Fears as IS militants destroy historic sites

Islamic State militants have destroyed two historic mausoleums in Palmyra, Syria’s top antiquities official has said.

Fears as IS militants destroy historic sites

The move raises fears that the extremists could next target the town’s famed Roman ruins.

Maamoun Abdulkarim, the head of the government’s Antiquities and Museums Department, said that the extremists destroyed the grave of Mohammad Bin Ali, a descendant of Imam Ali, cousin of Islam’s Prophet Muhammad and a deeply revered Shi’ite saint.

The grave was just north of Palmyra.

The second tomb is close to the city’s famed Roman-era archaeological site and was the final resting place of a Sufi scholar, Nizar Abu Bahaa Eddine, who lived in Palmyra some 500 years ago.

The militants of the Islamic State group are Sunnis who follow a radical interpretation of Islam that views visiting tombs and religious shrines as being tantamount to idol worshipping.

They view Shi’ites as heretics and the followers of Islam’s mystical Sufi orders as deviants.

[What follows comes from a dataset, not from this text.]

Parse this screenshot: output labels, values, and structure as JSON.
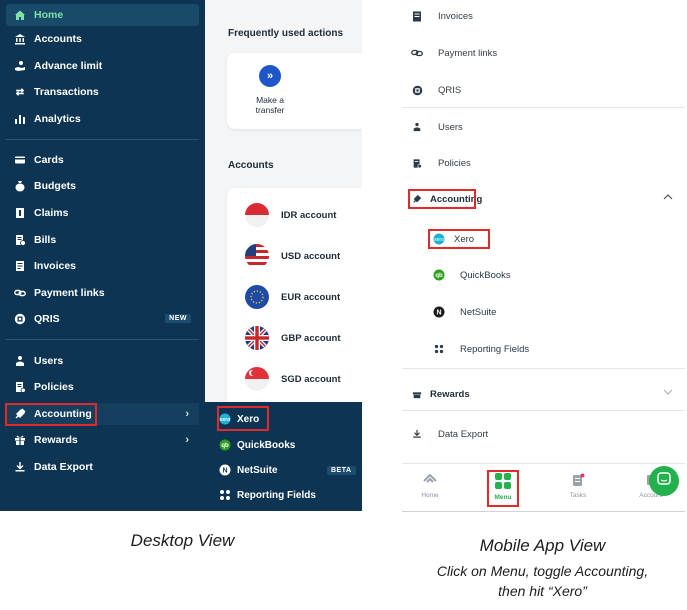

Since the Islamic State group captured Palmyra last month, there have been fears that the extremists, who have destroyed famed archaeological sites in Iraq, would demolish Palmyra’s sprawling Roman-era ruins — which were once one of the most popular tourist sites in the Middle East.

Earlier this week, Abdulkarim said he had received “unofficial news” from Palmyra that the militants intended to blow up the town’s main historic site and that he had contacted tribal chiefs in the area to try to dissuade the militants.

The Britain-based Syrian Observatory for Human Rights said it had received information that Islamic State militants have mined the site.

The report could not be independently verified.

Palmyra’s Unesco world heritage site is famous for its 2,000-year-old Roman colonnades, other ruins and priceless artefacts.

Before Syria’s conflict began in 2011, tens of thousands of tourists visited the remote desert outpost, a cherished landmark referred to by Syrians as the “Bride of the Desert”.

Syrian authorities say they moved hundreds of priceless artefacts to Damascus ahead of the IS takeover last month, but the fate of those ruins too large to move is now in the hands of the extremists.

Islamic State militants have already looted and vandalised a museum in the Iraqi city of Mosul and have massively damaged the ancient cities of Hatra and Ninevah — both Unesco world heritage sites.

Islamic State militants have also blown up dozens of shrines in Iraq and Syria, many belonging to the Sufi sect, a mystical school of Islam opposed by puritanical Salafists from which Islamic State and al Qaeda draws many of its fighters.